The final measured position Qm(t), complete of accelerometric correction is obtained by the combination into the summing filter FS of the two values Qa(t) and Qr(t).
The on-line adaptation of the coefficients of FIR filter F2 is obtained through the recorder RE that records the values (t) and Qm(t) and through the calculating block C with the procedure above described with reference to the Fig. 11. With cox(i) is indicated the new series of updated filter coefficients, obtained with the eq. [15] and a suitable value of the updating factor kx.
It is useful to note that the recording and the coefficient calculation may be either on-line or off-line and that the components G, F1 , F2A, F2B, C, RE, FS are, in practical implementation, software structures integrated into the controller.
A special application of this invention foresees the elimination of the control closed-loop of the actuator, thus reducing the system of Fig.11 to the
simple scheme of Fig.16, where equal references indicate elements equal or corresponding to these of Fig.11. Blocks RE and C calculate on-line and in an auto-adaptive way the coefficients of the FIR filter.
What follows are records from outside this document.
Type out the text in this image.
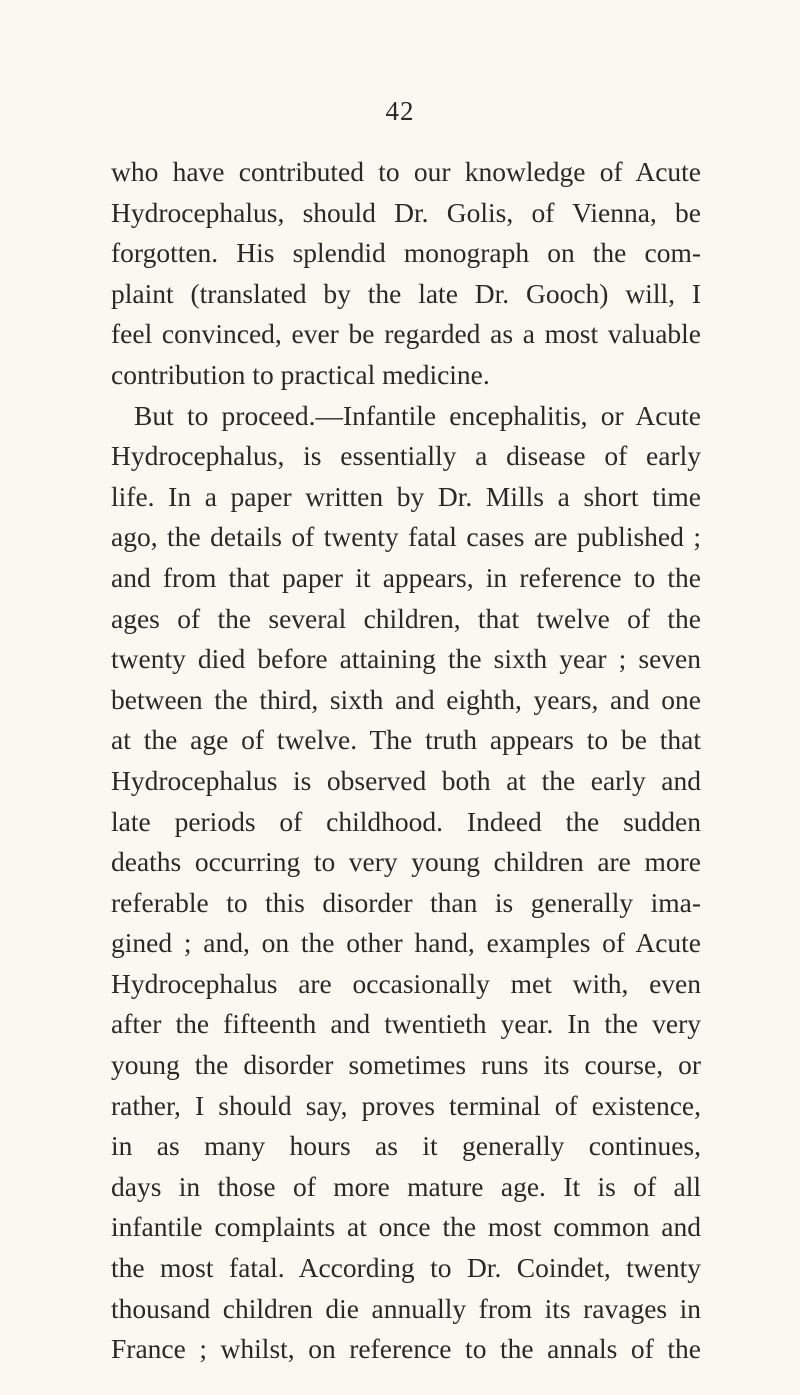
42
who have contributed to our knowledge of Acute
Hydrocephalus, should Dr. Golis, of Vienna, be
forgotten. His splendid monograph on the com-
plaint (translated by the late Dr. Gooch) will, I
feel convinced, ever be regarded as a most valuable
contribution to practical medicine.
But to proceed.—Infantile encephalitis, or Acute
Hydrocephalus, is essentially a disease of early
life. In a paper written by Dr. Mills a short time
ago, the details of twenty fatal cases are published ;
and from that paper it appears, in reference to the
ages of the several children, that twelve of the
twenty died before attaining the sixth year ; seven
between the third, sixth and eighth, years, and one
at the age of twelve. The truth appears to be that
Hydrocephalus is observed both at the early and
late periods of childhood. Indeed the sudden
deaths occurring to very young children are more
referable to this disorder than is generally ima-
gined ; and, on the other hand, examples of Acute
Hydrocephalus are occasionally met with, even
after the fifteenth and twentieth year. In the very
young the disorder sometimes runs its course, or
rather, I should say, proves terminal of existence,
in as many hours as it generally continues,
days in those of more mature age. It is of all
infantile complaints at once the most common and
the most fatal. According to Dr. Coindet, twenty
thousand children die annually from its ravages in
France ; whilst, on reference to the annals of the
The desired values of the controlled quantity are filtered by the filter with adapted coefficients and the filter output is used directly as input reference for the actuator A.
This simple configuration is useful for example for systems that generate vibrations or in any case alternate quantities, where the working frequency is higher than the one that makes it possible to introduce a closed-loop control.
The configuration of Fig.16 may be used also as a system that eliminates resonances for actuators to be included in control loops at frequencies lower than tha resonant one.
It is intended that the drawing shows only practical non limiting examples of the invention, that may vary in the forms and arrangements but without exiting from the scope of the concept that is at the basis of the invention. The possible presence of reference numbers in the included claims has the sole purpose to facilitate reading of the claims reference being made to the previous description and the enclosed drawings and does not limit in any way the scope of protection.